Responsibility for measurement and optimization has always been somewhat ambiguous, when done at all.Sometimes analytic companies would do the measurement, sometimes it was done internally, sometimes agencies assumed responsibility.

As both the economy and marketing landscape changes significantly, companies will want to explore alternate working models.Talent is increasingly the driver of success in the evolving economy, yet the battle for talent is fierce.There is a worldwide shortage of professional workers, in particular there is a data scientist shortfall. The talent – especially millennials – have different career goals and expectations than those generations that preceded them.They yearn for more control, more flexibility and divergent experiences.In the future, competing effectively for talent will require models that appeal to those motivations.

For example, the "gig" or "on-demand" economy continues to grow (currently about 40% of the workforce has been involved in what is called the alternative or independent workforce).Progressive companies will learn to leverage and benefit from these evolving workstyles.

In a future blog, I will discuss the respective benefits for talent and companies in this new gig or work economy.Properly executed, leveraging this new environment can be a significant source of competitive advantage for companies.

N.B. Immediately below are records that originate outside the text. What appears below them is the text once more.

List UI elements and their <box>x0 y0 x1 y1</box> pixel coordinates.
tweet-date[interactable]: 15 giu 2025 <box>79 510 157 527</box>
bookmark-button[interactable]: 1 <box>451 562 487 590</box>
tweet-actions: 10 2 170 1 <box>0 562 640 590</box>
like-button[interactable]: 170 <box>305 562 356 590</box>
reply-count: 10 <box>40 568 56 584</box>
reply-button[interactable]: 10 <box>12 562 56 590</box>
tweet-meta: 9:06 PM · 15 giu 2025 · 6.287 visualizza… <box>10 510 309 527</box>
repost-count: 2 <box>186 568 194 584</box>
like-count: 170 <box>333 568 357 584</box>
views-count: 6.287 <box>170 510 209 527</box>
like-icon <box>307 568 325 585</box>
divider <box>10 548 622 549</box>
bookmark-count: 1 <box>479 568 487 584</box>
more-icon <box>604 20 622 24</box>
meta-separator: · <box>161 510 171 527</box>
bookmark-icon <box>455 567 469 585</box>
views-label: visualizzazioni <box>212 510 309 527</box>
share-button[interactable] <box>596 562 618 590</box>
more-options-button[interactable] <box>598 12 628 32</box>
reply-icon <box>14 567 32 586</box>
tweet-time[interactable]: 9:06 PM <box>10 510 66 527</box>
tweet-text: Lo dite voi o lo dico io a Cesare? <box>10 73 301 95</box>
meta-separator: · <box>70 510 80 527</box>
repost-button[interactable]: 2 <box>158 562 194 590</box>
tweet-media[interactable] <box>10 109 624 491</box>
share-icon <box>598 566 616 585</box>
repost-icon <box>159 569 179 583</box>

Companies can enjoy many benefits from these new working arrangements: perhaps most importantly, they will have access to talent they might not ordinarily attract, they can make fixed costs variable, they can better plan and staff around peak periods (e.g., annual planning periods), etc.


Technological innovation and its subsequent impact on the marketing landscape are quickly changing both the tools that marketers rely on and the traditional rules of marketing. And in the face of these changes, marketers are increasingly called up to navigate unchartered waters.Just as marketers are changing their tools, they also need to rethink how they approach marketing broadly: their internal processes, their capability development and training efforts, their partnerships and how they evaluate and optimize all those components working in conjunction.Winners in the future will be the ones who master both the aggressiveness and discipline necessary to navigate these changes.